I guai veri per la Salis stanno nei capi d’accusa: associazione a delinquere e tre tentativi di lesioni personali con pericolo di vita, con tanto di aggravante della premeditazione, qualcosa che da noi potrebbe anche suonare come triplice tentato omicidio; ma non è questa la sede per fare processi e vale sempre la presunzione di innocenza, tanto più che l’imputata si è dichiarata non colpevole. Quello che in tanti hanno detto di questa vicenda, prima della scelta della premiata ditta Bonelli&Fratoianni, è che la politicizzazione delle sue disavventure giudiziarie non ha aiutato né la Salis né il governo italiano nel darle una mano.
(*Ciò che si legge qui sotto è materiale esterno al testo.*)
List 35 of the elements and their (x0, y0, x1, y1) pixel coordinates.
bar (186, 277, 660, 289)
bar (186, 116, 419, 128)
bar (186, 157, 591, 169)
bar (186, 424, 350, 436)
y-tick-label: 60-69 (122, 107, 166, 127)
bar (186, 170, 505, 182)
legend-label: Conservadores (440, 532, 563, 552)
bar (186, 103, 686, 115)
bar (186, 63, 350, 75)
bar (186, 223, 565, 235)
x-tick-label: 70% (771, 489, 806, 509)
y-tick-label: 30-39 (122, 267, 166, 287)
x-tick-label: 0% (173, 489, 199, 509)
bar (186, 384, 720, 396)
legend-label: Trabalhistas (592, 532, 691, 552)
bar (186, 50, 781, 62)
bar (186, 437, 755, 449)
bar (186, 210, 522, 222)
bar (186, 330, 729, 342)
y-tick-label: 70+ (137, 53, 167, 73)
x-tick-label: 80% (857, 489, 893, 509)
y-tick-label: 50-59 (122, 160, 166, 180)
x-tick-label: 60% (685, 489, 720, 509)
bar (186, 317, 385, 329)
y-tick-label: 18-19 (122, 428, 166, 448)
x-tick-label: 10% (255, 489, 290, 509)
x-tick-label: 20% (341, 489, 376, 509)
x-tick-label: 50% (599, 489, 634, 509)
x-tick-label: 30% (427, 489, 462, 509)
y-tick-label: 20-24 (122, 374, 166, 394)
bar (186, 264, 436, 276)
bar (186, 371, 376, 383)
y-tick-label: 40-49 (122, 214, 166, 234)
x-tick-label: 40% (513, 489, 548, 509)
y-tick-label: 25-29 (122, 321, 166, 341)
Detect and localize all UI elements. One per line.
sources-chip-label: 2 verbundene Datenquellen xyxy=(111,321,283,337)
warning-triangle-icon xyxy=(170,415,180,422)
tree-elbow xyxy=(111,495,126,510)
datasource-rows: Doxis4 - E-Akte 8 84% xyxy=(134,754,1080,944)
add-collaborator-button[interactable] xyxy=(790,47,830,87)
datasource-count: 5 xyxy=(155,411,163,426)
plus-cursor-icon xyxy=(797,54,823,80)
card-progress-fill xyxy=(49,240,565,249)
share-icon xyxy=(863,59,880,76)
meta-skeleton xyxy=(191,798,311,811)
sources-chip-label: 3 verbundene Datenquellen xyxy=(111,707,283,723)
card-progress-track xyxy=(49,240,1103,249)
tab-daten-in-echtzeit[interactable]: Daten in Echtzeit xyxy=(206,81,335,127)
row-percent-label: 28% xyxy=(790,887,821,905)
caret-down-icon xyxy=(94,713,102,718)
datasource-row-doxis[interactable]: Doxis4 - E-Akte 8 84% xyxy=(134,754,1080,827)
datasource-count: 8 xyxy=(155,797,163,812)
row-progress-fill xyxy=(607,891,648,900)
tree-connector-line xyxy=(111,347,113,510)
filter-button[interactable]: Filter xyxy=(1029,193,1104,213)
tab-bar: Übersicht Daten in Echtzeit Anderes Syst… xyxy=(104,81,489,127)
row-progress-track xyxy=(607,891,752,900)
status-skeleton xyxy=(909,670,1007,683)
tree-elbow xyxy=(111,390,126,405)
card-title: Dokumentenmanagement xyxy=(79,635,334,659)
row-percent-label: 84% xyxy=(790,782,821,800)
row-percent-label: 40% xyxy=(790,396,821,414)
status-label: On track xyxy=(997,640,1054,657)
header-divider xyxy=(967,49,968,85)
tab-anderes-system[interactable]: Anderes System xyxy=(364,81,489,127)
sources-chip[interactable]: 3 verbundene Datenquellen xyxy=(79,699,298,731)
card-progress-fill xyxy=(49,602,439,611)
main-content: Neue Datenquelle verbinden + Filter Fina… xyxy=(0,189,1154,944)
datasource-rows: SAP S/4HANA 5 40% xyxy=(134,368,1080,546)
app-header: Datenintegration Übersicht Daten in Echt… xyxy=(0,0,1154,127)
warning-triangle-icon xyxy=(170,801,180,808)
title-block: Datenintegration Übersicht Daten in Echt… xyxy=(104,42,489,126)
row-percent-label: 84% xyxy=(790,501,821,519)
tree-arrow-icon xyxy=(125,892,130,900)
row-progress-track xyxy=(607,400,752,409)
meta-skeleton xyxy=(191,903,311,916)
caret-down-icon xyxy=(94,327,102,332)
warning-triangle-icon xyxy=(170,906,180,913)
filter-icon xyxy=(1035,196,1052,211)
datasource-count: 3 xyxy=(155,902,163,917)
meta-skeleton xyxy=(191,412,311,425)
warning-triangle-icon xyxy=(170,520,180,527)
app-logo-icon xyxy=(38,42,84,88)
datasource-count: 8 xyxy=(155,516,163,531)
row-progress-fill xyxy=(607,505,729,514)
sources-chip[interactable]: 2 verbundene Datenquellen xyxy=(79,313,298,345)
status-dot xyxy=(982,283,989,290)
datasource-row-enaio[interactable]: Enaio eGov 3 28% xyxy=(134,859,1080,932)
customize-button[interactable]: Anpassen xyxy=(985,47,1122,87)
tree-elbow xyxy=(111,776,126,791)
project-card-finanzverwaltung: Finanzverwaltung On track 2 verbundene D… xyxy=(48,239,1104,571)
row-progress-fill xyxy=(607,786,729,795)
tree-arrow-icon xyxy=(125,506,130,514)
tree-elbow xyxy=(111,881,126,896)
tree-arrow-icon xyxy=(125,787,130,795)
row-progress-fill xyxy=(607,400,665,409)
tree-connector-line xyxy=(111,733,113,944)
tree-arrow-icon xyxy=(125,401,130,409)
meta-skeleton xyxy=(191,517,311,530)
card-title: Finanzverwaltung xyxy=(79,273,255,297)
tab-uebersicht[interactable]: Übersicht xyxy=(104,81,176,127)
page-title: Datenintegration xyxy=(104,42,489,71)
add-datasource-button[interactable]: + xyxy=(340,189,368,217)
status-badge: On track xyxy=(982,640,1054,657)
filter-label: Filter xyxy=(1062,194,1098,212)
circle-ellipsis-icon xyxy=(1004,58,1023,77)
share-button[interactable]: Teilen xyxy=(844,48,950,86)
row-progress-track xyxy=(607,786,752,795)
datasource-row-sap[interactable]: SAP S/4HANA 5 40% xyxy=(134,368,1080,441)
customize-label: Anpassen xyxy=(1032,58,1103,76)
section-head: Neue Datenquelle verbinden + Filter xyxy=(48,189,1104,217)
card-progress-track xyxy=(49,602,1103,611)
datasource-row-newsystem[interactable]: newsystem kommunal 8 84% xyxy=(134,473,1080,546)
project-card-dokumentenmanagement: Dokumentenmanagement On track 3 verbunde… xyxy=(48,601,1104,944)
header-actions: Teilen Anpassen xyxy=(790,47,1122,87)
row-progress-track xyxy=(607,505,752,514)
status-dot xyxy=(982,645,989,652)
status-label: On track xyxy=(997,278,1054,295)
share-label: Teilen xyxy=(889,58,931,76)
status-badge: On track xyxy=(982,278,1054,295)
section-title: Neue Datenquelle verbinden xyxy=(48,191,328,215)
Normalmente per essere efficaci le diplomazie hanno bisogno di muoversi a fari spenti. La sinistra invece ha approfittato di Ilaria in catene per mettere sotto processo il governo Meloni, colpevole di essere amico dell’Ungheria. Si attacca la giustizia di Budapest per colpire l’esecutivo di Roma e le conseguenze che questo ha sull’italiana in carcere in riva al Danubio sono secondarie per chi, più che battersi per lei, vuole capitalizzarne le sofferenze.

 

 

A proposito di questo, di certo la candidatura della Salis è una mossa che può rivelarsi buona. Non è escluso che, nell’elettorato della sinistra più radicale, quella da dove Ilaria arriva e che la segreteria di Elly Schlein punta a recuperare, Avs possa sottrarre un’apprezzabile fetta di consensi al Pd. Ma oltre i numeri, che cosa ottiene? Si suppone che un elettore che voti i Verdi abbia a cuore la transizione ecologica anziché l’estradizione e che per Sinistra Italiana la giustizia proletaria sia preminente rispetto a quella ad personam. La speranza, per l’Unione Europea, per l’Italia, per la Salis e anche perla sinistra nostrana è che non arrivi un verdetto di colpevolezza durante la legislatura. Sarebbe una pessima pubblicità per tutti nonché lo sdoganamento della violenza come via d’accesso alla politica.